Cyber-Physical Systems (CPS): A Primer

The most visible use of computers is for human consumption. We use it to write emails, browse on the websites, type documents, do financial analysis, watch videos on the YouTube and check news feed on Facebook. However, the vast majority of the computers being used are much less visible. These computer systems are called Embedded Systems and the systems they interact with, together become Cyber-Physical Systems.

Components of a Cyber-Physical System

This article will provide a new and yet very crucial angle on embedded system design, especially those who want to design embedded control, processing and intelligence for physical systems (robots, drones, machines, physical process etc). It is expected that the reader has some basic understanding of computer system, communication protocols, software/hardware etc.

The Engineering Challenge:

The principal challenge in designing embedded systems stem from their interaction with the physical processes[1]. In Cyber-Physical systems, computers and network control and monitor the physical processes. Thus, their design must require the joint understanding of computational and physical part. A highly parallel nature of physical process must be controlled with an inherently sequential nature of computers.

Let’s take an example of an automotive air-bag system where a highly physical event (the deployment of air-bag seconds before the event of crash) is controlled with an electronic control unit (an embedded control system). The figure below shows a typical air-bag system architecture of most modern cars, where a radar system detects the minimum distance (along with approaching speed) and the ECU deploys the air-bag hundredth or thousandth of a second before the passenger hits their head on the wheel.

A typical electronic air-bag deployment system

In most control system applications, the goal is to get a real-world data in to some sort of an algorithm. Before software technology (consequence of microprocessor technology advancement) became mature, such applications were made using analog circuits or custom hardware logic. Today, majority of the applications in the embedded world are implemented in software, allowing more abstraction, simplify development and reduce design iterations.

What needs to be understood here is how a single measurement (e.g. radar data point) makes its way in to the embedded computer system and the algorithm. We also need to look in to the key actors which play a pivotal role in bringing the sensor data in to the algorithm and then sending a signal to the actuator for deployment. The key players are shown in the figure below. Here, the radar sensor must get conditioned (amplified, filtered), digitized via analog-to-digital converter and travel on a data-bus via some sort of a digital protocol (SPI, I2C etc). Then a memory transfer must take place (FIFO, memory mapped register access, etc). The delays caused by these players can be grouped in to three major categories:

1. Signal conditioning & Analog-to-Digital Conversion: Turing a physical signal (change in voltage or current) in to digital representation.
2. Hardware Communication: Taking data off of the ADC and bringing it into software. This includes bus speed, latency etc.
3. Software: Memory transfer needed such as DMA, processing interrupts and copying data in the algorithm. It also includes algorithm specific delays such as compute time (arithmetic operations).
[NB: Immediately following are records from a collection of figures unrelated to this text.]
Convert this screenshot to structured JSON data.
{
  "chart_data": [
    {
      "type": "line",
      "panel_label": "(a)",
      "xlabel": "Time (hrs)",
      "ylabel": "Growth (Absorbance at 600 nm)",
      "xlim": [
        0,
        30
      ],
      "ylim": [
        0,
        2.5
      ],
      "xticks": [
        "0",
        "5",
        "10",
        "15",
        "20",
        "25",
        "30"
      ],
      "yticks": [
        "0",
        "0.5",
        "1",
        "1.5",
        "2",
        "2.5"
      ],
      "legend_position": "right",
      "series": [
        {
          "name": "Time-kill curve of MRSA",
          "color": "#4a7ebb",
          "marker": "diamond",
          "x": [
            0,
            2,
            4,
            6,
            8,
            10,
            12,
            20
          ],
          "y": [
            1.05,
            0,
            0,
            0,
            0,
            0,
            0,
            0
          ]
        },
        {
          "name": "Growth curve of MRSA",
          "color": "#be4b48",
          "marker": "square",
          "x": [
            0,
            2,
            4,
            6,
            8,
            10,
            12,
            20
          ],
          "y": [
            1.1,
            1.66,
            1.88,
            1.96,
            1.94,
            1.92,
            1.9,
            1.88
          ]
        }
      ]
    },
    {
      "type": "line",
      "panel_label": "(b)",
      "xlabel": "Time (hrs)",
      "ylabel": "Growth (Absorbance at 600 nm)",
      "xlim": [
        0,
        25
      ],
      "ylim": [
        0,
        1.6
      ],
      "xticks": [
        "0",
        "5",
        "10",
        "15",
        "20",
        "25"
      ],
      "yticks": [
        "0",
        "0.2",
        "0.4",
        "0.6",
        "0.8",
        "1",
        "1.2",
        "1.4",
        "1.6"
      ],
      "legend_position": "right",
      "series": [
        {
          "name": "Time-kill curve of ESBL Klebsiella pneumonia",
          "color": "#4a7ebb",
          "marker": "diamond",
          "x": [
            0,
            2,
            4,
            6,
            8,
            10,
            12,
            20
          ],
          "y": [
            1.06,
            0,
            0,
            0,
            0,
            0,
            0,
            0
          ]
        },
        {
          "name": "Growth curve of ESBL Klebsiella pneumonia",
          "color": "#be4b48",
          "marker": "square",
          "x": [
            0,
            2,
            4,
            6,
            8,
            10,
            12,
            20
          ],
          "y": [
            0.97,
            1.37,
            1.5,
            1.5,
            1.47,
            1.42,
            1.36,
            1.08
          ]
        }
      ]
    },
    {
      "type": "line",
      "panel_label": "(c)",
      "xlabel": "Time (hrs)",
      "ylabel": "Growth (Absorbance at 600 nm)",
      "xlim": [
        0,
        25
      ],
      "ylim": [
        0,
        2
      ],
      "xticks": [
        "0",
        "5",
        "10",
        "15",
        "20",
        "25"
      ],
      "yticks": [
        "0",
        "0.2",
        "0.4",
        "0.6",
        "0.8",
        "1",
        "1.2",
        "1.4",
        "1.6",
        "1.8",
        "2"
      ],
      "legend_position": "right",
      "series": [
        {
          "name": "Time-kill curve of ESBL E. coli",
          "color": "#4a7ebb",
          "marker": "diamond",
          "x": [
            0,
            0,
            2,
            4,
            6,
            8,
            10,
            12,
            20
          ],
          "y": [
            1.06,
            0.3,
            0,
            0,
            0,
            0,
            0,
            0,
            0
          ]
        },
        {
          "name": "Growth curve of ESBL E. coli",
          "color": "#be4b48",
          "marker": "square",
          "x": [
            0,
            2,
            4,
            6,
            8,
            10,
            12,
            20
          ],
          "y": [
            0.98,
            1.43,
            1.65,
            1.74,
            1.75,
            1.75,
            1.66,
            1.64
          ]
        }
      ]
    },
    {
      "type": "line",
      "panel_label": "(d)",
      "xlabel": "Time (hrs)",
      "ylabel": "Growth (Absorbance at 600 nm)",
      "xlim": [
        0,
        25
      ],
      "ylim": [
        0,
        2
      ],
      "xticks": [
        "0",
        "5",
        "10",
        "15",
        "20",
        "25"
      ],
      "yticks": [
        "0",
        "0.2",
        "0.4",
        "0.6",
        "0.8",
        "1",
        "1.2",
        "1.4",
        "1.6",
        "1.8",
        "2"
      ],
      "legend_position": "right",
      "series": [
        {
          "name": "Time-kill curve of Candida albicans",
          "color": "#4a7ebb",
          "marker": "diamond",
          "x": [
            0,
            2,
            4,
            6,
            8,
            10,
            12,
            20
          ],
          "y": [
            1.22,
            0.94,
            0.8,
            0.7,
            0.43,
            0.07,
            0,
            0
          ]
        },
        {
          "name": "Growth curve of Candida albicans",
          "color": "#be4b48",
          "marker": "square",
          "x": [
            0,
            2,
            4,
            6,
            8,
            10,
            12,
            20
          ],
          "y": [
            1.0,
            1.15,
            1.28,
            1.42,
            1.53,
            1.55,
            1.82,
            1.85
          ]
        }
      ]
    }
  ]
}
All the above players contribute to the delays, which might not seem much to a normal eye. But in cyber-physical systems, physical processes are dependent on complex interactions of variables and hence demand timely interaction and communication from the cyber-part.

Determinism

In general purpose computing, the time it takes to perform a task is a measure of its performance, not correctness. In cyber-physical systems however, the time it takes to produce a valid result is a measure of its correctness. In the case of air-bag system, if the control system is unable to give a valid signal to the squib driver in time, the output will be catastrophic because of an ongoing parallel process (car approaching at much speed). This result will be catastrophic and hence, incorrect.

So, the design of embedded systems requires framework, architecture, design process, modelling and implementation in a way which considers the joint understanding of both physical and compute part.

In the next article, we’ll discuss more about embedded systems in depth such as modelling and considering real-time constraints.

References:

[1] Edward A. Lee and Sanjit A. Seshia, Introduction to Embedded Systems, A Cyber-Physical Systems Approach, Second Edition, MIT Press, ISBN 978–0–262–53381–2, 2017.